Minha prática não se encerra no discurso; ela ganha corpo na militância ativa em projetos como o Greenpeace e o Limpa Brasil. No entanto, minha reflexão hoje é atravessada pela indignação. É impossível falar de preservação sem denunciar a postura de políticos que, em pleno 2026, ainda operam sob a mentalidade colonial de 1500. Assistimos a tentativas vergonhosas de rifar a nossa Amazônia, entregando nossa soberania e biodiversidade para a exploração estrangeira.
É um ciclo vicioso: a mesma lógica extrativista que marcou o início da nossa história insiste em tratar a floresta como um almoxarifado de recursos e não como o coração regulador da vida. Quando representantes públicos articulam a entrega do nosso patrimônio, eles estão vendendo o futuro e a dignidade das comunidades tradicionais que jurei defender.
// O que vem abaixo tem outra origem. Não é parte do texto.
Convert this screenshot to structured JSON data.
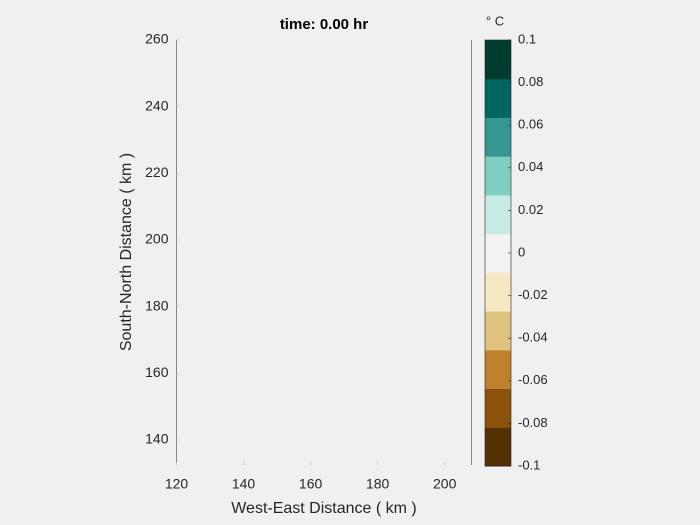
{
  "chart_data": {
    "type": "contour",
    "title": "time: 0.00 hr",
    "xlabel": "West-East Distance ( km )",
    "ylabel": "South-North Distance ( km )",
    "xlim": [
      120,
      208
    ],
    "xticks": [
      120,
      140,
      160,
      180,
      200
    ],
    "ylim": [
      132.5,
      260
    ],
    "yticks": [
      140,
      160,
      180,
      200,
      220,
      240,
      260
    ],
    "colorbar": {
      "label": "° C",
      "clim": [
        -0.1,
        0.1
      ],
      "ticks": [
        0.1,
        0.08,
        0.06,
        0.04,
        0.02,
        0,
        -0.02,
        -0.04,
        -0.06,
        -0.08,
        -0.1
      ],
      "colors": [
        "#543005",
        "#8c510a",
        "#bf812d",
        "#dfc27d",
        "#f6e8c3",
        "#f2f2f2",
        "#c7eae5",
        "#80cdc1",
        "#35978f",
        "#01665e",
        "#003c30"
      ]
    }
  }
}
Este dia precisa ser de reflexão ácida. De pouco adianta limparmos as praias com o Limpa Brasil se as canetas de quem governa continuam assinando a destruição do bem comum. Proteger a Terra e a Amazônia é um ato de soberania. Sigo firme, unindo técnica e paixão, porque o Brasil só será verdadeiramente "descoberto" quando parar de ser tratado como colônia por aqueles que deveriam protegê-lo.